A queue is also called a FIFO (First In First Out) to demonstrate the way it accesses data.
Queue<item-type> Operations
enqueue(new-item:item-type)
Adds an item onto the end of the queue.
front():item-type
Returns the item at the front of the queue.
dequeue()
Removes the item from the front of the queue.
is-empty():Boolean
True if no more items can be dequeued and there is no front item.
is-full():Boolean
True if no more items can be enqueued.
get-size():Integer
Returns the number of elements in the queue.
All operations except get-size() can be performed in \({\displaystyle O(1)}\) time. get-size() runs in at worst \({\displaystyle O(N).}\)
Linked List Implementation
The basic linked list implementation uses a singly-linked list with a tail pointer to keep track of the back of the queue.
type Queue<item_type>
data list:Singly Linked List<item_type>
data tail:List Iterator<item_type>
constructor()
list := new Singly-Linked-List()
tail := list.get-begin() # null
end constructor
When you want to enqueue something, you simply add it to the back of the item pointed to by the tail pointer. So the previous tail is considered next compared to the item being added and the tail pointer points to the new item. If the list was empty, this doesn't work, since the tail iterator doesn't refer to anything
method enqueue(new_item:item_type)
if is-empty()
list.prepend(new_item)
tail := list.get-begin()
else
list.insert_after(new_item, tail)
tail.move-next()
end if
end method
The front item on the queue is just the one referred to by the linked list's head pointer
method front():item_type
return list.get-begin().get-value()
end method
When you want to dequeue something off the list, simply point the head pointer to the previous from head item. The old head item is the one you removed of the list. If the list is now empty, we have to fix the tail iterator.
method dequeue()
list.remove-first()
if is-empty()
tail := list.get-begin()
end if
end method
A check for emptiness is easy. Just check if the list is empty.
method is-empty():Boolean
return list.is-empty()
end method
A check for full is simple. Linked lists are considered to be limitless in size.
method is-full():Boolean
return False
end method
A check for the size is again passed through to the list.
method get-size():Integer
return list.get-size()
end method
end type
In a linked list, accessing the first element is an \({\displaystyle O(1)}\) operation because the list contains a pointer directly to it. Therefore, enqueue, front, and dequeue are a quick \({\displaystyle O(1)}\) operations.

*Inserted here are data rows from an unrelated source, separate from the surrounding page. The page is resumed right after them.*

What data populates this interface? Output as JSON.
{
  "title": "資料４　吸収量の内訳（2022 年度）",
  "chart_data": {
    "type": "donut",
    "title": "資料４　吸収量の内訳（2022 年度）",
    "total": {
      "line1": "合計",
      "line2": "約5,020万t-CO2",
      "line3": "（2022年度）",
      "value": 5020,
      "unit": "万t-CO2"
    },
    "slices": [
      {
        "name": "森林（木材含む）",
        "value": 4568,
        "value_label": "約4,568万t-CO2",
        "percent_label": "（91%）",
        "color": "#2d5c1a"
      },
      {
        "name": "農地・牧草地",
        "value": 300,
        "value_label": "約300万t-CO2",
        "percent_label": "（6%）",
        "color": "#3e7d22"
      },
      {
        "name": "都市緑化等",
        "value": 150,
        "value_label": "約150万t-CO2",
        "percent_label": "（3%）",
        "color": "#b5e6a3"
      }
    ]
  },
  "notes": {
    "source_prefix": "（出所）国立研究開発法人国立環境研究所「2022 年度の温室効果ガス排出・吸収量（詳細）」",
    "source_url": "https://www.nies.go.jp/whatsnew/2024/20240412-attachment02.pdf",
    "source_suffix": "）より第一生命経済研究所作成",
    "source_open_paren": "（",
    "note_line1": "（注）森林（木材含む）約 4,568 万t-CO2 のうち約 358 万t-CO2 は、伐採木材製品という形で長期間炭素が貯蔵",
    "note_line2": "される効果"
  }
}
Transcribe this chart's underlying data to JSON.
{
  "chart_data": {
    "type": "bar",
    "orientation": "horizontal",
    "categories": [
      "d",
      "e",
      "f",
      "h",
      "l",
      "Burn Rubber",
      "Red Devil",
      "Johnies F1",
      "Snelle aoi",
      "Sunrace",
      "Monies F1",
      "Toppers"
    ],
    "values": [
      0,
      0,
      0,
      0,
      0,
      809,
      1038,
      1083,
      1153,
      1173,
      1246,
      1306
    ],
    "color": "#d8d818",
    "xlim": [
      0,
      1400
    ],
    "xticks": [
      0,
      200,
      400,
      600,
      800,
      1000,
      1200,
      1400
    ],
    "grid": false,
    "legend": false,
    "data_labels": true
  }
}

The checks for empty/fullness as done here are also \({\displaystyle O(1)}\).
The performance of getSize() depends on the performance of the corresponding operation in the linked list implementation. It could be either \({\displaystyle O(n)}\), or \({\displaystyle O(1)}\), depending on what time/space tradeoff is made. Most of the time, users of a Queue do not use the getSize() operation, and so a bit of space can be saved by not optimizing it.